How to create pornographic images/videos using undressAIMay 13, 2025 am 11:26 AM

Tutorial on using undressAI to create pornographic pictures/videos: 1. Open the corresponding tool web link; 2. Click the tool button; 3. Upload the required content for production according to the page prompts; 4. Save and enjoy the results.

undress AI official website entrance website addressMay 13, 2025 am 11:26 AM

The official address of undress AI is:https://undressaitool.ai/;undressAI is Powerful mobile app with advanced AI features for adult content. Create AI-generated pornographic images or videos now!

How does undressAI generate pornographic images/videos?May 13, 2025 am 11:26 AM

undressAI porn AI official website addressMay 13, 2025 am 11:26 AM

The official address of undress AI is:https://undressaitool.ai/;undressAI is Powerful mobile app with advanced AI features for adult content. Create AI-generated pornographic images or videos now!

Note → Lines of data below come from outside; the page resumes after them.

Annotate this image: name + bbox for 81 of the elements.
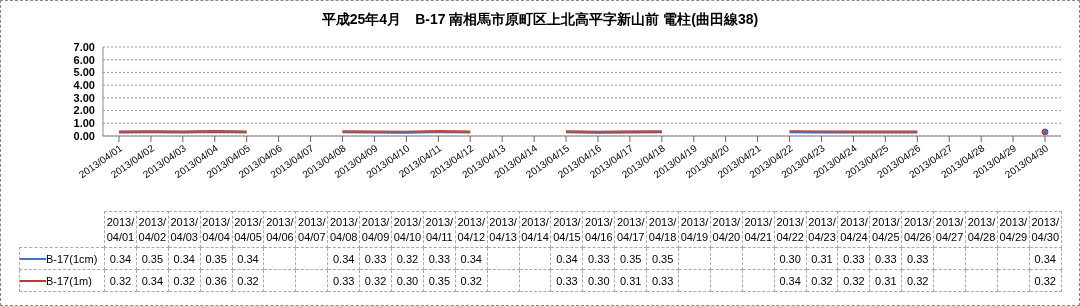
data-label: 0.32: [104, 269, 137, 292]
category-label: 2013/04/05: [234, 215, 262, 243]
data-label: 0.34: [1029, 247, 1062, 270]
category-label: 2013/04/07: [298, 215, 326, 243]
data-label: 0.35: [614, 247, 647, 270]
category-label: 2013/04/18: [648, 215, 677, 243]
data-label: 0.32: [837, 269, 870, 292]
category-label: 2013/04/12: [457, 215, 485, 243]
data-label: 0.32: [232, 269, 264, 292]
category-label: 2013/04/01: [106, 215, 135, 243]
data-label: 0.33: [646, 269, 679, 292]
category-label: 2013/04/24: [840, 215, 868, 243]
category-label: 2013/04/10: [393, 215, 422, 243]
y-tick-label: 2.00: [73, 104, 95, 117]
data-label: 0.35: [423, 269, 456, 292]
data-label: 0.31: [614, 269, 647, 292]
data-label: 0.34: [550, 247, 583, 270]
data-label: 0.33: [359, 247, 392, 270]
y-tick-label: 0.00: [73, 129, 95, 142]
data-label: 0.35: [200, 247, 233, 270]
legend-label: B-17(1m): [46, 275, 92, 287]
data-label: 0.34: [104, 247, 137, 270]
category-label: 2013/04/06: [266, 215, 294, 243]
y-tick-label: 4.00: [73, 79, 95, 92]
data-label: 0.32: [806, 269, 838, 292]
data-label: 0.32: [359, 269, 392, 292]
category-label: 2013/04/09: [361, 215, 390, 243]
category-label: 2013/04/16: [585, 215, 613, 243]
category-label: 2013/04/29: [999, 215, 1028, 243]
data-label: 0.36: [200, 269, 233, 292]
data-label: 0.34: [455, 247, 488, 270]
data-label: 0.34: [327, 247, 360, 270]
data-label: 0.33: [869, 247, 902, 270]
category-label: 2013/04/21: [744, 215, 773, 243]
data-label: 0.31: [869, 269, 902, 292]
data-label: 0.32: [391, 247, 424, 270]
data-label: 0.33: [327, 269, 360, 292]
data-label: 0.31: [806, 247, 838, 270]
category-label: 2013/04/22: [776, 215, 804, 243]
y-tick-label: 5.00: [73, 66, 95, 79]
data-label: 0.32: [455, 269, 488, 292]
data-label: 0.33: [901, 247, 934, 270]
y-tick-label: 1.00: [73, 117, 95, 130]
category-label: 2013/04/25: [872, 215, 900, 243]
category-label: 2013/04/15: [553, 215, 581, 243]
category-label: 2013/04/02: [138, 215, 167, 243]
data-label: 0.32: [901, 269, 934, 292]
data-label: 0.32: [1029, 269, 1062, 292]
category-label: 2013/04/27: [935, 215, 964, 243]
data-label: 0.30: [391, 269, 424, 292]
data-label: 0.34: [774, 269, 807, 292]
y-tick-label: 7.00: [73, 40, 95, 53]
category-label: 2013/04/28: [967, 215, 996, 243]
data-label: 0.33: [550, 269, 583, 292]
category-label: 2013/04/23: [808, 215, 836, 243]
y-tick-label: 6.00: [73, 53, 95, 66]
data-label: 0.33: [582, 247, 615, 270]
data-label: 0.35: [646, 247, 679, 270]
legend-label: B-17(1cm): [46, 253, 98, 265]
data-label: 0.33: [837, 247, 870, 270]
category-label: 2013/04/08: [329, 215, 358, 243]
category-label: 2013/04/17: [616, 215, 645, 243]
category-label: 2013/04/14: [521, 215, 549, 243]
category-label: 2013/04/19: [680, 215, 709, 243]
data-label: 0.32: [168, 269, 201, 292]
category-label: 2013/04/03: [170, 215, 198, 243]
category-label: 2013/04/20: [712, 215, 741, 243]
data-label: 0.35: [136, 247, 169, 270]
category-label: 2013/04/11: [425, 215, 454, 243]
category-label: 2013/04/13: [489, 215, 517, 243]
category-label: 2013/04/04: [202, 215, 230, 243]
chart-title: 平成25年4月 B-17 南相馬市原町区上北高平字新山前 電柱(曲田線38): [320, 11, 760, 29]
data-label: 0.30: [582, 269, 615, 292]
data-label: 0.30: [774, 247, 807, 270]
data-label: 0.33: [423, 247, 456, 270]
category-label: 2013/04/26: [903, 215, 932, 243]
y-tick-label: 3.00: [73, 91, 95, 104]
data-label: 0.34: [136, 269, 169, 292]
data-label: 0.34: [168, 247, 201, 270]
data-label: 0.34: [232, 247, 264, 270]
category-label: 2013/04/30: [1031, 215, 1060, 243]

UndressAI usage tutorial guide articleMay 13, 2025 am 10:43 AM

[Ghibli-style images with AI] Introducing how to create free images with ChatGPT and copyrightMay 13, 2025 am 01:57 AM

The latest model GPT-4o released by OpenAI not only can generate text, but also has image generation functions, which has attracted widespread attention. The most eye-catching feature is the generation of "Ghibli-style illustrations". Simply upload the photo to ChatGPT and give simple instructions to generate a dreamy image like a work in Studio Ghibli. This article will explain in detail the actual operation process, the effect experience, as well as the errors and copyright issues that need to be paid attention to. For details of the latest model "o3" released by OpenAI, please click here⬇️ Detailed explanation of OpenAI o3 (ChatGPT o3): Features, pricing system and o4-mini introduction Please click here for the English version of Ghibli-style article⬇️ Create Ji with ChatGPT

Explaining examples of use and implementation of ChatGPT in local governments! Also introduces banned local governmentsMay 13, 2025 am 01:53 AM

As a new communication method, the use and introduction of ChatGPT in local governments is attracting attention. While this trend is progressing in a wide range of areas, some local governments have declined to use ChatGPT. In this article, we will introduce examples of ChatGPT implementation in local governments. We will explore how we are achieving quality and efficiency improvements in local government services through a variety of reform examples, including supporting document creation and dialogue with citizens. Not only local government officials who aim to reduce staff workload and improve convenience for citizens, but also all interested in advanced use cases.

See all articles

Hot AI Tools

Undresser.AI Undress

AI-powered app for creating realistic nude photos

AI Clothes Remover

Online AI tool for removing clothes from photos.

Undress AI Tool

Undress images for free

Clothoff.io

AI clothes remover

Video Face Swap

Swap faces in any video effortlessly with our completely free AI face swap tool!

Hot Article

Roblox: Grow A Garden - Complete Mutation Guide

3 weeks agoByDDD

How to fix KB5055612 fails to install in Windows 10?

3 weeks agoByDDD

Roblox: Bubble Gum Simulator Infinity - How To Get And Use Royal Keys

3 weeks agoBy尊渡假赌尊渡假赌尊渡假赌

Mandragora: Whispers Of The Witch Tree - How To Unlock The Grappling Hook

3 weeks agoBy尊渡假赌尊渡假赌尊渡假赌

Nordhold: Fusion System, Explained

3 weeks agoBy尊渡假赌尊渡假赌尊渡假赌

Hot Tools

MinGW - Minimalist GNU for Windows

This project is in the process of being migrated to osdn.net/projects/mingw, you can continue to follow us there. MinGW: A native Windows port of the GNU Compiler Collection (GCC), freely distributable import libraries and header files for building native Windows applications; includes extensions to the MSVC runtime to support C99 functionality. All MinGW software can run on 64-bit Windows platforms.